Even with a big find, it could take five years and $3 billion to develop the 59 deep-sea blocks, which sit an average of 6,550 feet (2,000 meters) below sea-level, said Pinon. They would need to yield about 10,000 barrels a day at more than $60 a barrel to be profitable, he added.
“That’s pretty pricey if you’re not sure of your financing or the longevity of the current government,” said Eric Smith, of the Entergy-Tulane Energy Institute at Tulane University in New Orleans.
What’s more, falling prices for nickel, Cuba’s top export, have widened its budget deficit.
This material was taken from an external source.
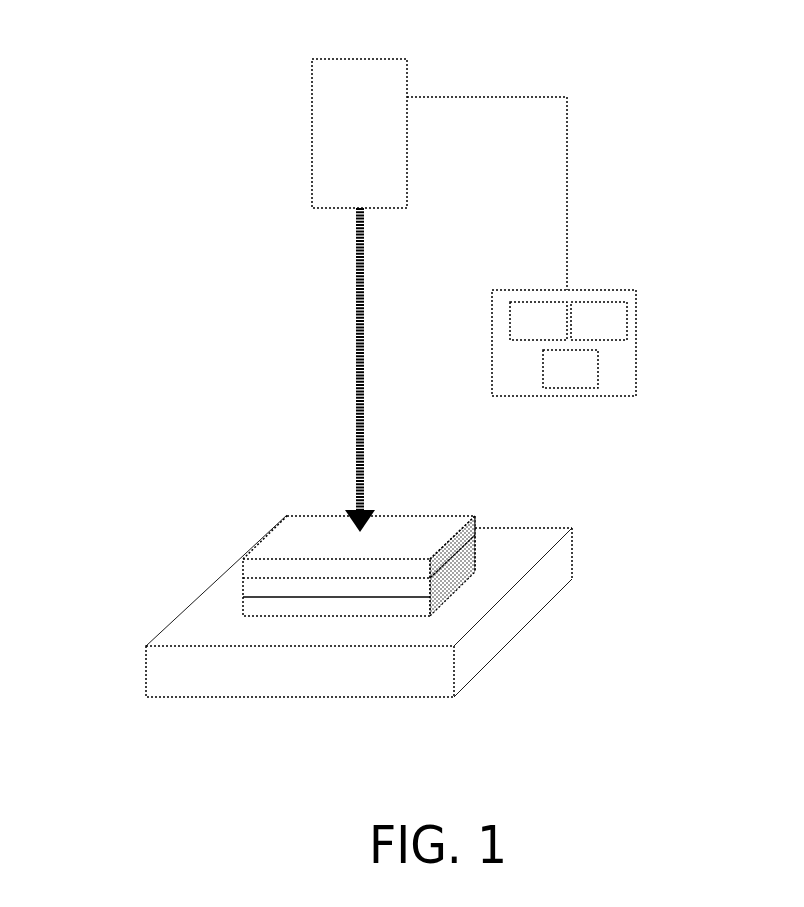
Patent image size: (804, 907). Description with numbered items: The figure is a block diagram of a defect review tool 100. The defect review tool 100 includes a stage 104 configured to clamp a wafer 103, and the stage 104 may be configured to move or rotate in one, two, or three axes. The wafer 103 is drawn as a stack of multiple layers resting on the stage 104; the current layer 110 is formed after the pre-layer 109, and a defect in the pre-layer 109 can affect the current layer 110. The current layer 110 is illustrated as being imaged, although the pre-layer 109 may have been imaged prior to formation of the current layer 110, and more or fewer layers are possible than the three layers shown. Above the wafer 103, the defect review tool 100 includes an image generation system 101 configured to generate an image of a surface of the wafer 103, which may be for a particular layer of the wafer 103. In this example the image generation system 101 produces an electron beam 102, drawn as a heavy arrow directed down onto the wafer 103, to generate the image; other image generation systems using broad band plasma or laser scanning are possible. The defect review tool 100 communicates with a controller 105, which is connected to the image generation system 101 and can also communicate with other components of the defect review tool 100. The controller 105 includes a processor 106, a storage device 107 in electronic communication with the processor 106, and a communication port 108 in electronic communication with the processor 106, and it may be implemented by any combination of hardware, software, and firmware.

The island badly needs cash to buy the food it distributes as part of monthly rations, and to import scarce construction materials to combat a housing crisis exacerbated by last year’s storms.
In a country plagued by shortages, petrodollars could mean more steak, shoes and soap, as well as medical supplies and heavy machinery needed to replace Soviet-era equipment the island traded Moscow for sugar.
Havana also needs hard currency for President Raul Castro to raise state salaries, which support about 90 percent of the island’s working population on an average $19.70-a-month wage.
Further taxing Cuba’s oil industry is the fact that the U.S. embargo not only prohibits American oil companies from investing, but bans the sale of the latest drilling equipment, forcing Cupet to use less efficient technology, said Jonathan Benjamin-Alvarado, a Cuban oil expert at the University of Nebraska at Omaha.
U.S. law also forbids international companies from investing in expropriated American property in Cuba and could penalize offenders by revoking travel visas or restricting access to drilling contacts in the U.S. portion of the Gulf.
Meanwhile, U.S. oil majors sitting on huge stacks of cash are desperate to expand their reserves.
Obama’s election has raised expectations of a thaw in U.S.-Cuba relations, but there has been little talk of ending restrictions on U.S. investment in Cuban oil, said Kirby Jones, founder of the U.S.-Cuba Trade Association in Washington, D.C.
“The assumption is there is oil all over the Gulf,” Jones said. “Much of the business community and energy sector is waiting.”